Una chiesa, San Giuseppe Cottolengo, che finisce ‘inglobata’ all’interno di un centro commerciale. Accade nel quartiere dove vivo, a Roma, Valle Aurelia un tempo chiamato anche Valle dell’Inferno per la presenza di decine di fornaci per la fabbricazione di mattoni.
Una protesta arrivata anche sulle pagine di Facebook: “Hanno soffocato la parrocchia, arrivando fino a pochi metri da essa. Ora c’è solo un lungo cancello che mette in risalto il pochissimo spazio rimasto davanti all’ingresso”. E ancora: “Non c’è più un accesso agevole per gli anziani, che sono ormai moltissimi nel quartiere. Dovranno entrare dalle lunghe scale.
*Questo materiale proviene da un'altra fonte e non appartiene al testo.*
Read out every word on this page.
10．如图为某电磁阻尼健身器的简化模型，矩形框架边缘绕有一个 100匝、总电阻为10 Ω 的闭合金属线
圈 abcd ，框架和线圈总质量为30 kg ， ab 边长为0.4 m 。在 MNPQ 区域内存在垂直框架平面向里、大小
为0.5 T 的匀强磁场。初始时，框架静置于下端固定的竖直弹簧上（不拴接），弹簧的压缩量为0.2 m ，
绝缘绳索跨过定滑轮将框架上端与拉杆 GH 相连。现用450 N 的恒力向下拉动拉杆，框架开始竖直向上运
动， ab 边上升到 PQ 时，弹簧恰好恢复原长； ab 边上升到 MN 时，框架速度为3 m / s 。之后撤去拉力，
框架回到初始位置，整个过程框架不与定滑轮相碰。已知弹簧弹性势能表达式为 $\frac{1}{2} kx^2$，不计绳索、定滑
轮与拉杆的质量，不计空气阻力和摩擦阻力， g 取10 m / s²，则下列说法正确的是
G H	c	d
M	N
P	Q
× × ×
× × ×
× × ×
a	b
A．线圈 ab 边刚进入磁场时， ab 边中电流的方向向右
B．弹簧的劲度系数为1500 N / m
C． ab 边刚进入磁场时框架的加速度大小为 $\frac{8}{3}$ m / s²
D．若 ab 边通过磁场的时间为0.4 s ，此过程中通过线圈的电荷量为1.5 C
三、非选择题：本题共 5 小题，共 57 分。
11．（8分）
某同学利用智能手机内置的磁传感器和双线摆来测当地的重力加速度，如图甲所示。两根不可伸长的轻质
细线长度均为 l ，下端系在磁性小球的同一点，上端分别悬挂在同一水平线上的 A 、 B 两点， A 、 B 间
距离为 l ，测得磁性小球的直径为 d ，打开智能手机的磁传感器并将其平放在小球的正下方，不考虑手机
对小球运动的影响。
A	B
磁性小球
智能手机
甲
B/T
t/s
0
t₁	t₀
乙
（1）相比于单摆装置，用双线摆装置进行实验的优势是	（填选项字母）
Non sarà nemmeno più garantito che possano arrivare davanti all’ingresso della chiesa in automobile, poiché l’unica rampa potrebbe essere chiusa in certi orari. Che ne sarà della messa della notte di Natale o di Pasqua o di altre celebrazioni serali?”.
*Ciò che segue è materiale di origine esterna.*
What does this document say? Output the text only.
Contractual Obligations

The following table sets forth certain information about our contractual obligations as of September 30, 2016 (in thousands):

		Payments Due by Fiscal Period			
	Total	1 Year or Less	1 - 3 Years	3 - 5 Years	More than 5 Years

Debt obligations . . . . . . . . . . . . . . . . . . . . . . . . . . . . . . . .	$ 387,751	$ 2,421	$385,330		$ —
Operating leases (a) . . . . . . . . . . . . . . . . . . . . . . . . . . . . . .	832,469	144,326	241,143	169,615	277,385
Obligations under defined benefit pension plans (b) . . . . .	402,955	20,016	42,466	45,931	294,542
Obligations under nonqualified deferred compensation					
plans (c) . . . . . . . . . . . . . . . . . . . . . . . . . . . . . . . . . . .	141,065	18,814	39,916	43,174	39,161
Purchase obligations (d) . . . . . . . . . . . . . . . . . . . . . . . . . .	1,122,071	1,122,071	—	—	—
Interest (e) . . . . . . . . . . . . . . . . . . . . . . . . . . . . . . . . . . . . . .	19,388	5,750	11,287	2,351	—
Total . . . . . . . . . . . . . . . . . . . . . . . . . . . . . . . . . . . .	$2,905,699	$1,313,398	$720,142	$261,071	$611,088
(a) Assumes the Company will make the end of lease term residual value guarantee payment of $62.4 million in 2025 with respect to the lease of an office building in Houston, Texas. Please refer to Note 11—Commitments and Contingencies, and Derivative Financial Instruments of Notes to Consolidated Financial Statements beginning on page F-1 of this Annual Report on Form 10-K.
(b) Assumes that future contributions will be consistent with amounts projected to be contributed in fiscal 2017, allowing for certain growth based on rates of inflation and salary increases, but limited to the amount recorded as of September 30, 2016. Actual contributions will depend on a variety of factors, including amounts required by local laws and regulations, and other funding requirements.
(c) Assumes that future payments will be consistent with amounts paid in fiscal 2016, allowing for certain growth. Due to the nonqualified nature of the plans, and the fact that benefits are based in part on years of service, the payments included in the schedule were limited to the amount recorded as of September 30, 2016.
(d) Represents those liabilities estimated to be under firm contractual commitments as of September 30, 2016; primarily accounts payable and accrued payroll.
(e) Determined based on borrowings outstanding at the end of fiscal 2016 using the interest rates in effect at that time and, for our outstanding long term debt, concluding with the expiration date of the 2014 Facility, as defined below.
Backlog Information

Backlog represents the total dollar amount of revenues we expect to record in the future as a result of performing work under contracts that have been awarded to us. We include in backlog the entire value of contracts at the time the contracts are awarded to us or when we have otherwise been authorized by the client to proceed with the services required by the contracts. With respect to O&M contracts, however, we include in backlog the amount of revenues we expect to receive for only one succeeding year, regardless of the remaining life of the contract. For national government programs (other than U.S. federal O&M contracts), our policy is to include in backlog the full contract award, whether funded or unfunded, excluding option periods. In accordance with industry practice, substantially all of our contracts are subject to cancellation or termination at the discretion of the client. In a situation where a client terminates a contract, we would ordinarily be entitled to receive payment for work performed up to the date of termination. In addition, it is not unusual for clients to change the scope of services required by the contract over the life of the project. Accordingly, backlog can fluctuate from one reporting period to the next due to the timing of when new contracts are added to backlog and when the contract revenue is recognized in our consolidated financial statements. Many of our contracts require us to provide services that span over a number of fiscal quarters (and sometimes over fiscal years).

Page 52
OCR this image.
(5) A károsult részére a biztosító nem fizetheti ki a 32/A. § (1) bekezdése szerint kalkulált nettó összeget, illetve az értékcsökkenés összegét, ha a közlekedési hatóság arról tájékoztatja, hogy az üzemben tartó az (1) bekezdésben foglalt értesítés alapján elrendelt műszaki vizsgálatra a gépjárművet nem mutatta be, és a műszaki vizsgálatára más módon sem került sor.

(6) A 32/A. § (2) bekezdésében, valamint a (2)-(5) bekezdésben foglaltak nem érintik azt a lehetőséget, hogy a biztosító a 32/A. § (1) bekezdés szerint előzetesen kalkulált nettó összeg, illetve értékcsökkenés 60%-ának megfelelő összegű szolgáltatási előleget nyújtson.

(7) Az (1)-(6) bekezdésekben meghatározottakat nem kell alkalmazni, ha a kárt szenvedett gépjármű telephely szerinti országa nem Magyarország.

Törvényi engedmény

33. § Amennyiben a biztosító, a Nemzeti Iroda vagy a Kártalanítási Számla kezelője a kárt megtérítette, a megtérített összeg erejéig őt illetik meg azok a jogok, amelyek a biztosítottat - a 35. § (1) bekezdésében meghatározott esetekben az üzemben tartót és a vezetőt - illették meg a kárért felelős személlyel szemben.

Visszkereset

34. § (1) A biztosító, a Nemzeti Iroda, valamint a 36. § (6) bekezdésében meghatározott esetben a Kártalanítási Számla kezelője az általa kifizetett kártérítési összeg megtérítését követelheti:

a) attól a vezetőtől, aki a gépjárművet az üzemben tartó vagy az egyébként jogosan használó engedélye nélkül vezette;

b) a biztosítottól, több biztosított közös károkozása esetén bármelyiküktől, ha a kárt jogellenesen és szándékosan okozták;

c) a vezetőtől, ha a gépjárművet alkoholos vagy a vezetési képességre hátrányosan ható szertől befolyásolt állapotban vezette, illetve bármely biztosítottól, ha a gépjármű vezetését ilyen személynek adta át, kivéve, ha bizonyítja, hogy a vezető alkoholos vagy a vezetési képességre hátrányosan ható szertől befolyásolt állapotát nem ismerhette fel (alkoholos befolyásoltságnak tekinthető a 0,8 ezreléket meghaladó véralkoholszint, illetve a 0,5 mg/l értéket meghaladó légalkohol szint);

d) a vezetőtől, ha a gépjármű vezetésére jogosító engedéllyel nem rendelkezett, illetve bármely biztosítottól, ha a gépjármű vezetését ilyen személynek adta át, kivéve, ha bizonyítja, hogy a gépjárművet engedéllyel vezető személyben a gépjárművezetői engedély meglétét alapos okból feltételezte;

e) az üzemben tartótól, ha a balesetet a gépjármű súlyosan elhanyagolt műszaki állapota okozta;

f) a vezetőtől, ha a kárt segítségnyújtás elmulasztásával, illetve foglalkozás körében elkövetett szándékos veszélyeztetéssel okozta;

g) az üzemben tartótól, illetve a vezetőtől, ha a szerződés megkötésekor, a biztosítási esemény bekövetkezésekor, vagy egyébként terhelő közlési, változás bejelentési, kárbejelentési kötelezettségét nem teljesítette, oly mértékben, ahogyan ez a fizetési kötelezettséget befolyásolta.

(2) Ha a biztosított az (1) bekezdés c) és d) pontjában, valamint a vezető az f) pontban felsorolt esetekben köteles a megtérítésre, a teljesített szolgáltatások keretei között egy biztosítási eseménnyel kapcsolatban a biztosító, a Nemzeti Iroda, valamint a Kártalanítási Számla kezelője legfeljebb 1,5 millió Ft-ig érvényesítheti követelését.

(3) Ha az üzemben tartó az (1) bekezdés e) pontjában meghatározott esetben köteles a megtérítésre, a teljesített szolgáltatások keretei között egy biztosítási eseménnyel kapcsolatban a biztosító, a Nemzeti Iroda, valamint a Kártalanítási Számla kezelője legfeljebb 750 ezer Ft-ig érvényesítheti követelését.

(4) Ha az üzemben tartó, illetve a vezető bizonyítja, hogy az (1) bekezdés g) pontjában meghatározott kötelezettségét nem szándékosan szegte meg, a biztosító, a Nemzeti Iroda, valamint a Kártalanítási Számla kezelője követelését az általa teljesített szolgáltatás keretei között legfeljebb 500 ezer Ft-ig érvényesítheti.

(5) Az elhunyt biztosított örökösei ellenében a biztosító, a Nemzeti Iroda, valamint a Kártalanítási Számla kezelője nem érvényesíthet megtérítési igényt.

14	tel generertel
Una storia di frizioni e incomprensioni durata ventotto mesi. Una occasione mancata che avrebbe invece potuto costituire un esempio pilota di coabitazione tra realtà differenti.
Dio e Mammona. Durante tutto il periodo dei lavori di costruzione del Centro Aura l’accesso alla chiesa ha subito varie interruzioni: per un certo periodo addirittura possibile solo attraverso un montacarichi. L’utilizzo di apparecchiature ad alto impatto ambientale (gru, escavatori, trivelle, betoniere) oltre a provocare un tappeto di continuo rumore anche di notte, ha danneggiato la pavimentazione del sagrato, lesionato l’intonaco di alcune strutture di servizio e delle abitazioni dei sacerdoti, provocato infiltrazioni d’acqua nei locali dell’oratorio. Tutti danni riconosciuti ma non ancora riparati dal Consorzio di gestione mentre le maestranze stanno via via lasciando l’area.
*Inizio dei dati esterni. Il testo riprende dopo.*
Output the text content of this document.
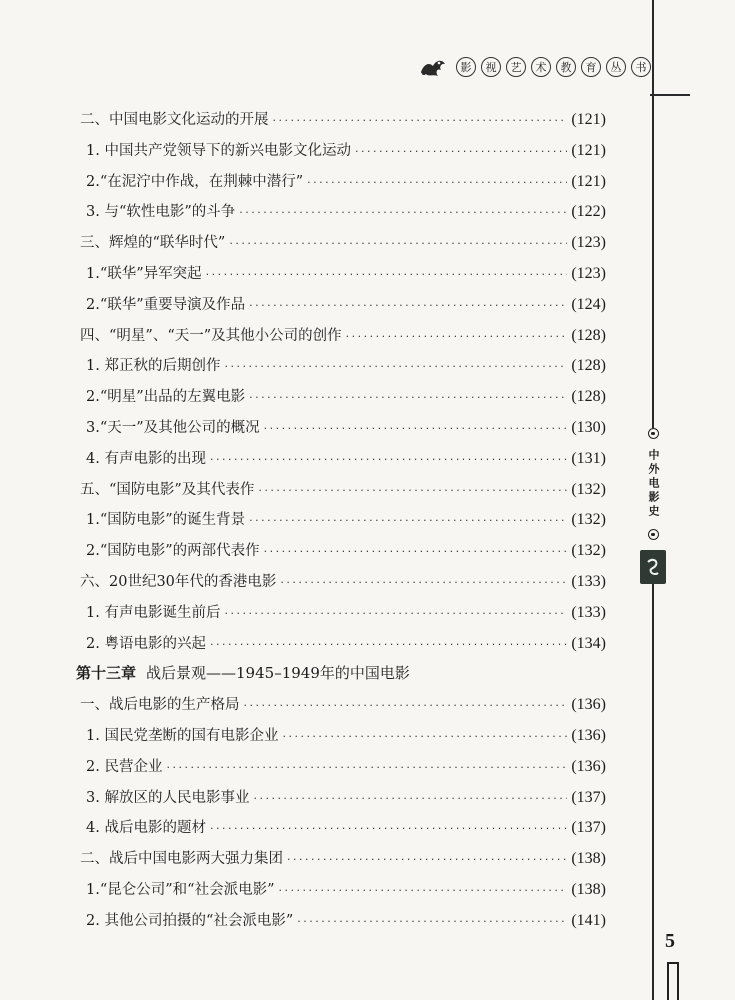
影	视	艺	术	教	育	丛	书
中外电影史
二、中国电影文化运动的开展 ·····	(121)
1. 中国共产党领导下的新兴电影文化运动 ·····	(121)
2.“在泥泞中作战，在荆棘中潜行” ·····	(121)
3. 与“软性电影”的斗争 ·····	(122)
三、辉煌的“联华时代” ·····	(123)
1.“联华”异军突起 ·····	(123)
2.“联华”重要导演及作品 ·····	(124)
四、“明星”、“天一”及其他小公司的创作 ·····	(128)
1. 郑正秋的后期创作 ·····	(128)
2.“明星”出品的左翼电影 ·····	(128)
3.“天一”及其他公司的概况 ·····	(130)
4. 有声电影的出现 ·····	(131)
五、“国防电影”及其代表作 ·····	(132)
1.“国防电影”的诞生背景 ·····	(132)
2.“国防电影”的两部代表作 ·····	(132)
六、20世纪30年代的香港电影 ·····	(133)
1. 有声电影诞生前后 ·····	(133)
2. 粤语电影的兴起 ·····	(134)
第十三章 战后景观——1945–1949年的中国电影
一、战后电影的生产格局 ·····	(136)
1. 国民党垄断的国有电影企业 ·····	(136)
2. 民营企业 ·····	(136)
3. 解放区的人民电影事业 ·····	(137)
4. 战后电影的题材 ·····	(137)
二、战后中国电影两大强力集团 ·····	(138)
1.“昆仑公司”和“社会派电影” ·····	(138)
2. 其他公司拍摄的“社会派电影” ·····	(141)
5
Una parrocchia non è un negozio. Le scelte di chi vi accede sono diverse. Tuttavia gli imprenditori che hanno dato vita al Centro non si sono nemmeno posto il problema del ruolo sociale che una chiesa locale svolge nel quartiere, riducendo il rapporto a mera questione economica, ovviamente a vantaggio del più forte.
Un esempio di questa logica è stata la promessa a inizio lavori, in cambio degli inevitabili disagi, di concedere alla parrocchia alcuni locali costruiti per ospitare gli operai del cantiere. Ebbene i locali promessi sono finiti in un centro Fitness, punta di diamante del Centro. Mentre carriolate di sabbia ancora ingombrano quello che era il campo di calcetto.
“Non si possono servire due padroni”. L’ammonimento di Gesù si rivela ancora una volta il più saggio nei confronti dei grandi gruppi industriali e di quel capitalismo che come spesso ci ricorda papa Francesco “instaura una nuova tirannia che impone in modo unilaterale e implacabile le sue leggi e le sue regole” (Evangeli Gaudium 56). Ora la Chiesa di San Giuseppe Cottolengo si scorge a fatica assediata da decine di negozi che arrivano sin davanti al sagrato. Tra gli scintillanti neon e i tripudi di vetrate e scale mobili, tra i led delle insegne luminose e le grida degli altoparlanti che annunciano l’ ‘ultima novità’, un sobrio cartello ne indica l’ingresso. Quasi perso in mezzo al perenne carnevale dell‘acquisto. Lumino nella solitudine della società dei consumi.